Let’s break this down so that even my dumbest daughter could understand (she’s matriculating at Texas Tech right now if that tells you anything). Pretend you have 100 shares of General Electric on June 20, 2011 (a record date for the dividend payment) and your assumptions are: dividend is $.17/share and price is ~$18.00, etc., etc.,
100 shares = June 20, 2011 ($1,800)
100.94 shares= September 19, 2011 ($1,817)
101.89 shares= December 27, 2011 ($1,834)
102.85 shares=February 27, 2012 ($1,851)
So after less than a year, you have 2.85 FREE shares of GE, and (in our model) it’s a profit of $51.30—and that’s ignoring its constant upward trend. Now play this model with 1,000 shares. Then play it with 10,000. And I get it…BLEGH, NUMBERS! But let’s focus on the important part of this example: FREE MONEY.
It’s the beauty of those Stalwart Beasts. For the most part (except in dire, dark times), they steadily climb. After I had started investing in the meat of the recession, I’ll never forget that my 80-year old father-in-law at the time (Herb, Chuck, Doug?) told me, “There will be a time in your future where you will brag to your children that you bought General Electric at $6.00 a share.” Well, children, I’m bragging.

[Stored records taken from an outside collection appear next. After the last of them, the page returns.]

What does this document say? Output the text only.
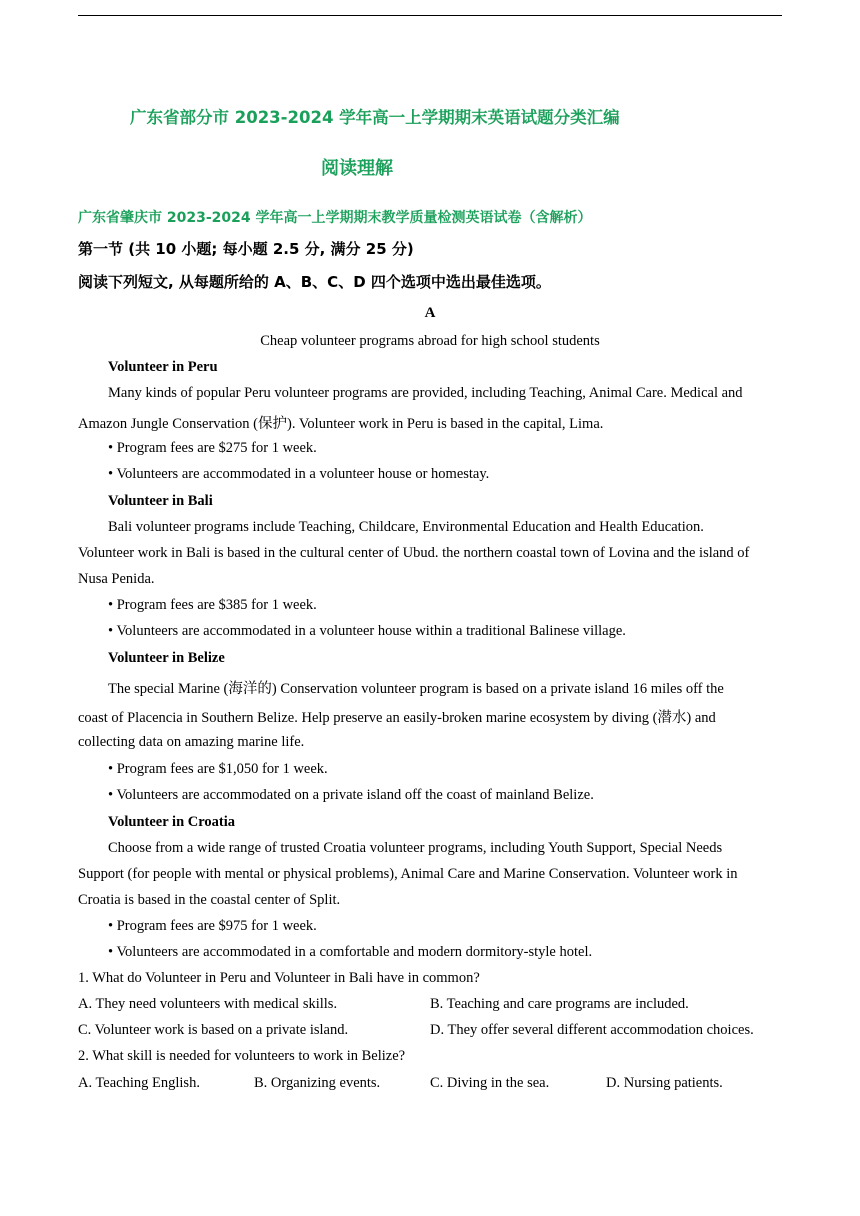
广东省部分市 2023-2024 学年高一上学期期末英语试题分类汇编
阅读理解
广东省肇庆市 2023-2024 学年高一上学期期末教学质量检测英语试卷（含解析）
第一节 (共 10 小题; 每小题 2.5 分, 满分 25 分)
阅读下列短文, 从每题所给的 A、B、C、D 四个选项中选出最佳选项。
A
Cheap volunteer programs abroad for high school students
Volunteer in Peru
Many kinds of popular Peru volunteer programs are provided, including Teaching, Animal Care. Medical and
Amazon Jungle Conservation (保护). Volunteer work in Peru is based in the capital, Lima.
• Program fees are $275 for 1 week.
• Volunteers are accommodated in a volunteer house or homestay.
Volunteer in Bali
Bali volunteer programs include Teaching, Childcare, Environmental Education and Health Education.
Volunteer work in Bali is based in the cultural center of Ubud. the northern coastal town of Lovina and the island of
Nusa Penida.
• Program fees are $385 for 1 week.
• Volunteers are accommodated in a volunteer house within a traditional Balinese village.
Volunteer in Belize
The special Marine (海洋的) Conservation volunteer program is based on a private island 16 miles off the
coast of Placencia in Southern Belize. Help preserve an easily-broken marine ecosystem by diving (潜水) and
collecting data on amazing marine life.
• Program fees are $1,050 for 1 week.
• Volunteers are accommodated on a private island off the coast of mainland Belize.
Volunteer in Croatia
Choose from a wide range of trusted Croatia volunteer programs, including Youth Support, Special Needs
Support (for people with mental or physical problems), Animal Care and Marine Conservation. Volunteer work in
Croatia is based in the coastal center of Split.
• Program fees are $975 for 1 week.
• Volunteers are accommodated in a comfortable and modern dormitory-style hotel.
1. What do Volunteer in Peru and Volunteer in Bali have in common?
A. They need volunteers with medical skills.	B. Teaching and care programs are included.
C. Volunteer work is based on a private island.	D. They offer several different accommodation choices.
2. What skill is needed for volunteers to work in Belize?
A. Teaching English.	B. Organizing events.	C. Diving in the sea.	D. Nursing patients.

The stock constantly kisses $20 today, and will one day be back to its prime at $35+. So now let Uncle Cash tell YOU: “Son/Daughter…there will be a time where you will brag to your children that you bought General Electric at $20.00 a share.”
Because as long as I’m investing and putting money in the market, I will continue to stock up on General Electric. I’ll buy it at $10. I’ll buy it at $20. You’ll even see old Uncle Cash buying it at $30 and beyond.